Your institution has recognition societies, clubs, and circles based on giving levels. You may even have a recognition group based on consecutive year giving. You probably have an annual event or two that recognizes and thanks your donors based on these groups.
You also have a strong sense that the “new world order” of communication (i.e., social media, primarily facebook, Twitter, YouTube, etc.) can be a powerful tool in your work as an advancement leader. And, if you are like many advancement leaders, you are not sure exactly how to use social media to its fullest potential.
For most institutions, social media is utilized simply as another vehicle to distribute press releases. You know how this works. You post institutional stories online – perhaps on your website – and you share them with your facebook friends and Twitter followers. And next week you do the same thing.
But let’s think about this for a bit.
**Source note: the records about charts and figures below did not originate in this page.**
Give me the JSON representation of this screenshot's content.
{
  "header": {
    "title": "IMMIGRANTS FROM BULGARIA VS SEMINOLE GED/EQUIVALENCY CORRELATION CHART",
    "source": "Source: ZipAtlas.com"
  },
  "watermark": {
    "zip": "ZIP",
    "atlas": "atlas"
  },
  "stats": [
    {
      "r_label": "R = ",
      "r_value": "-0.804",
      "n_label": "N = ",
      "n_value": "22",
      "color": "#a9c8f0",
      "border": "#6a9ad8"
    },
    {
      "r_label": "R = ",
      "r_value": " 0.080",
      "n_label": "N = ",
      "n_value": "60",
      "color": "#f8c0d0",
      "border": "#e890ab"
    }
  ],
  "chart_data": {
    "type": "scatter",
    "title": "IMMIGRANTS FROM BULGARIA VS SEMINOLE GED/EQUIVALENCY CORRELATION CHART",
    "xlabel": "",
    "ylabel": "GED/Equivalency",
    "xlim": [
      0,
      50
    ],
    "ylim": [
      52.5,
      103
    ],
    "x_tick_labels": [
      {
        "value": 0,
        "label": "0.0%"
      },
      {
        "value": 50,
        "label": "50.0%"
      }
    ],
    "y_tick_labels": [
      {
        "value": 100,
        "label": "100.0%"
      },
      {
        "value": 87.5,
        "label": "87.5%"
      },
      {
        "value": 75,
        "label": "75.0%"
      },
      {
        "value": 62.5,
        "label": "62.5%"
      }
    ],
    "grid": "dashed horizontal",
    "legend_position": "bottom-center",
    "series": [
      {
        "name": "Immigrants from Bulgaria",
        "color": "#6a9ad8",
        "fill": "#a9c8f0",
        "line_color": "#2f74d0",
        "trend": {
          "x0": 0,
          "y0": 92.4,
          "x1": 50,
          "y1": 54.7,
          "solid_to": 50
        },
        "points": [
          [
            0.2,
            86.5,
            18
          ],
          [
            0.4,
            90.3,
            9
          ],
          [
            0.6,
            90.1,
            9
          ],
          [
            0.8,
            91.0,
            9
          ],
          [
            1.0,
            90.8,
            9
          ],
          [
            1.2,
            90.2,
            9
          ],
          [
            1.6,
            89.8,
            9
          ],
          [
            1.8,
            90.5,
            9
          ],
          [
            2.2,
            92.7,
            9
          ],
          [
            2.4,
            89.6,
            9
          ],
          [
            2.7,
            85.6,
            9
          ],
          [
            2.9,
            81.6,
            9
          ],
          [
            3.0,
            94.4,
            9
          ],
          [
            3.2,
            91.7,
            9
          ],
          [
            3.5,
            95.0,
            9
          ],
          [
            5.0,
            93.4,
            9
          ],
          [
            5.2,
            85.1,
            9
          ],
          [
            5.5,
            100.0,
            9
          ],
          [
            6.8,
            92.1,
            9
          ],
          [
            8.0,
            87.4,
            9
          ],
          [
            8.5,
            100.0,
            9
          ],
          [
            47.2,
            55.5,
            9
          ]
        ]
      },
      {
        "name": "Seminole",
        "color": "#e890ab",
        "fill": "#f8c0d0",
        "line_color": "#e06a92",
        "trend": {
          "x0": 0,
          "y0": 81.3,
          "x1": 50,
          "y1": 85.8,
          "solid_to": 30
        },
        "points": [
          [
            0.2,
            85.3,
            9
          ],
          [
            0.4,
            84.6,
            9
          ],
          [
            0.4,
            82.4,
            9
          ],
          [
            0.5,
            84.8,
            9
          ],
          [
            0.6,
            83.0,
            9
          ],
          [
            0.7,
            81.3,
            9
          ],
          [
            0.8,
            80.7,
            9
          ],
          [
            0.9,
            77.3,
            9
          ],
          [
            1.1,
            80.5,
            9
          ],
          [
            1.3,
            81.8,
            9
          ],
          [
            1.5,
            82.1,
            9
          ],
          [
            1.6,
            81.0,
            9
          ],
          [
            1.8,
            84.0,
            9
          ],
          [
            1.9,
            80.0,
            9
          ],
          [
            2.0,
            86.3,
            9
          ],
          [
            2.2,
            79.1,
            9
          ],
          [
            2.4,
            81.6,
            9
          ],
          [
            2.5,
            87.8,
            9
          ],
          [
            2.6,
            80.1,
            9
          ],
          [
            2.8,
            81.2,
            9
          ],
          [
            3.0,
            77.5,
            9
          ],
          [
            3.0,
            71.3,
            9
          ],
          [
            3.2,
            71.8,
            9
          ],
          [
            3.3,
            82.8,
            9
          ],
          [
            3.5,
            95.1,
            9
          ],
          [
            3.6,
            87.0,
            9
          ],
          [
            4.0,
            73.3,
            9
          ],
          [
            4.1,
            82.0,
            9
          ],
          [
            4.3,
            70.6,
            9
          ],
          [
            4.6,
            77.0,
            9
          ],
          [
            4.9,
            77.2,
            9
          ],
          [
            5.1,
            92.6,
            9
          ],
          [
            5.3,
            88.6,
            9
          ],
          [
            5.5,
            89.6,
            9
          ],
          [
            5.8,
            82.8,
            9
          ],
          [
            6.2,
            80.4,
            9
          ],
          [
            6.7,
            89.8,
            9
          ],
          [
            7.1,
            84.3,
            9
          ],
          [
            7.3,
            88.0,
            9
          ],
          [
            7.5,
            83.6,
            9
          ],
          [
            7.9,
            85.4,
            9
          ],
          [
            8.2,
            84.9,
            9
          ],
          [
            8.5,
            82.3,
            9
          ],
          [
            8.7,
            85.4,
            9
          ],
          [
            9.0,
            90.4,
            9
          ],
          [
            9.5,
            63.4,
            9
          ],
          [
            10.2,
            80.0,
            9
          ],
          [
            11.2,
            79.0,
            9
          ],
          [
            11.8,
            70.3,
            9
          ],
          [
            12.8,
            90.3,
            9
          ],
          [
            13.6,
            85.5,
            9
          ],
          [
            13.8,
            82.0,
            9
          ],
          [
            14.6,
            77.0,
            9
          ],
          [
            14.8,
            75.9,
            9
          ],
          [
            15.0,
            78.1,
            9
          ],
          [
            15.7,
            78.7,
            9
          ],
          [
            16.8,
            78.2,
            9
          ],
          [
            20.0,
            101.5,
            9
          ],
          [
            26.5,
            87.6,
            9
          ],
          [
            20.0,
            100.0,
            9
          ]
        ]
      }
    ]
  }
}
Isn’t the power of social media about engagement? Isn’t the beauty of social media that people can interact by posting comments and sharing comments? I mean, isn’t the whole purpose of this new communication reality to be social? The question, then, it seems to me, becomes, “how can we encourage more socializing online?
Here’s a thought: What if, in addition to our societies, clubs, circles, and other groups designed to recognize donors of various sorts, we also established “Engagement Societies.” These groups would encourage, recognize, and thank those individuals who, through various social media vehicles shared, re-Tweeted, commented on, etc., items about our institutions? In other words, what if we encouraged and recognized the most prolific of our institution’s social media champions in ways that are similar to how we recognize our donors? What if we thanked them formally as an institution?
Financial gifts, more often than not, follow donor engagement. Donor engagement happens when someone is asked by someone they know and trust to get involved. By helping our institution’s marketing and communications effort by personalizing and endorsing our messages, our social media engagement champions have the potential to impact our institutions’ reputation as well as our giving totals.
One way to start using social media tools more smartly is to recognize and thank those who are using those tools to our benefit.